But his time was always limited. And now, it’s up, over, whether he admits it or not.

The Broncos are sitting the first-ballot Hall of Famer and going with longtime heir apparent Brock Osweiler, at least for this week. Peyton has his record(s). He has his one ring with the Colts. This Denver team has a defense to go to a Super Bowl with a quarterback who is merely a caretaker. And Manning is not even that anymore.

We, as fans, like it when star athletes leave at just the right time — but that is rare phenomenon. Jerome Bettis and John Elway and Derek Jeter pulled it off, to name a few. Barry Sanders and Jim Brown departed too soon. A whole host hung on too long, at least in our collective eyes.

But it’s not our call. As long as a team is willing to pay, an athlete has every right to loiter as long as they can. Mays, Babe Ruth (Boston Braves) and Hank Aaron (Milwaukee Brewers) all returned for final inglorious seasons in their original cities, albeit for different franchises. It was not pretty. But it’s not for fans to decide.

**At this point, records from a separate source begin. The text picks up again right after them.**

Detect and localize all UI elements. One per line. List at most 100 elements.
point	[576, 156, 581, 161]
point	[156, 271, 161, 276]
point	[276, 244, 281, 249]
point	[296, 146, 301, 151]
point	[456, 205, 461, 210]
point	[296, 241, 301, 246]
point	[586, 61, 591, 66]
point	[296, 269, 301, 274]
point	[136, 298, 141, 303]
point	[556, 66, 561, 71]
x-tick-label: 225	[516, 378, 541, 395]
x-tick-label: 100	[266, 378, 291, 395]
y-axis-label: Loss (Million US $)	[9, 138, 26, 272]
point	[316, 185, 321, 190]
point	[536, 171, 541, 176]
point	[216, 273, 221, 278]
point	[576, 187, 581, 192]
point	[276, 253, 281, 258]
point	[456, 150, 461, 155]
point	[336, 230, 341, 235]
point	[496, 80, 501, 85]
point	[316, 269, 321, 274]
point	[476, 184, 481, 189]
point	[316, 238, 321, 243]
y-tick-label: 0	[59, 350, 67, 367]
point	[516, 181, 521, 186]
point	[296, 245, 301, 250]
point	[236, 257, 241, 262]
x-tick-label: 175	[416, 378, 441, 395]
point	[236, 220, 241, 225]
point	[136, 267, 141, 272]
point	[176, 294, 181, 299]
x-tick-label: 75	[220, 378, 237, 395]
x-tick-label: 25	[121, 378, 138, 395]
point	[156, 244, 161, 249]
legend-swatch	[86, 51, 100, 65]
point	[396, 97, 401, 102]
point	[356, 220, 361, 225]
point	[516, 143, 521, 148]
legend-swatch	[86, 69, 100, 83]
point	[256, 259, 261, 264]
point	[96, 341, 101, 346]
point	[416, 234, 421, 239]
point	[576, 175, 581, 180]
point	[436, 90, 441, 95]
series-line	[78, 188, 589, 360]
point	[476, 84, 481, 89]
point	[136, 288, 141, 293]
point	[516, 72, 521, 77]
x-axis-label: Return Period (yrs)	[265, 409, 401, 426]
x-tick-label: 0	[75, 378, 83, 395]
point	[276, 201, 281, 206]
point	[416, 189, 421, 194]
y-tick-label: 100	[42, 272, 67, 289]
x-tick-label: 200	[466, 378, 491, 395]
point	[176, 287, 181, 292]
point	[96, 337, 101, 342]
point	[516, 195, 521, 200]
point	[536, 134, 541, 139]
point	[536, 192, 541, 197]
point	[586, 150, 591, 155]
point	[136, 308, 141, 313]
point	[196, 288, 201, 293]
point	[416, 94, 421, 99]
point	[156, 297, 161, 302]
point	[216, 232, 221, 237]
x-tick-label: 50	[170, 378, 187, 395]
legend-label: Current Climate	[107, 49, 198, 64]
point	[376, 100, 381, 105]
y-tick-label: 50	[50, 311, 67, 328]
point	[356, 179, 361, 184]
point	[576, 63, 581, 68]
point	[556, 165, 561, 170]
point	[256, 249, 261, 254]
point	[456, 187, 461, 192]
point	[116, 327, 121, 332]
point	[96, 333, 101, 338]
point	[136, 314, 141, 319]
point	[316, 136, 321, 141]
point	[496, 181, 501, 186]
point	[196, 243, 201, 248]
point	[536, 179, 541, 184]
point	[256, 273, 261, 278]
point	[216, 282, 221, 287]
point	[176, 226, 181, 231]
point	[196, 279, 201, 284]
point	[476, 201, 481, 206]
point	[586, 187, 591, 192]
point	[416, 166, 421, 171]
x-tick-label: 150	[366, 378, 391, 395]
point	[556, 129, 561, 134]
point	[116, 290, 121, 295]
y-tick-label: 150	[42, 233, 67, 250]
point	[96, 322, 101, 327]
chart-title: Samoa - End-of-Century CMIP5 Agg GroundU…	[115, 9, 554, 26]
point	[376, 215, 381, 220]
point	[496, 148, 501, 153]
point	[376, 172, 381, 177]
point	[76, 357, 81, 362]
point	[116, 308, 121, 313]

But it is up to teams to decide whether to put these athletes in the lineup. Manning said he may have made a mistake taking the field Sunday while injured.

“Maybe that was wrong,” Manning said. “I was going in there trying to help the team, I ended up hurting the team. I’m disappointed about that.”

Now it’s up to coach Gary Kubiak, who did the once-unthinkable and sat Manning down Sunday, to sit him for the foreseeable future.

Which may mean for good.

Kubiak said Manning is still his quarterback. His decision is wrong; it’s based on history, on a name, on stats that are as irrelevant to the next game as Joe Montana’s.

Say what you want about his 11-13 postseason record, but Peyton Manning is going down as one of the top three or so quarterbacks in NFL history, along with Tom Brady and fill-in-the-third here. If you were building the perfect QB, you would start with Peyton’s brain and go from there.

The brain is intact. The body is not.

The calendar says November, but it is late December in a Hall of Fame career. We have watched greatness rise, flourish and now linger in hobbled pain. It’s time for Manning to sit, his Sunday action relegated to pizza and insurance commercials.

Right call, still wrong rule

All the experts were in agreement that Odell Beckham Jr.’s touchdown-that-wasn’t Sunday against the New England Patriots was the right call.

To recount: Two hands on the ball, full possession, two feet down, across the plane of the goal line.

Not a touchdown. Why? He did not maintain a catch long enough to “become a runner.”

The following has become a refrain that has carried over from the 2014 NFL season into this one: The average NFL fan no longer knows what constitutes a catch. And that is a problem for The Shield.

The league keeps massaging the rules to clarify. What it needs to do is simplify: Ball in control, two feet down and possession should be a catch. Instead of adding elements (going to the ground, etc.), the NFL should be subtracting them from the rules, so everyone from players and coaches to corner-barstool-guy/gal knows what’s going on.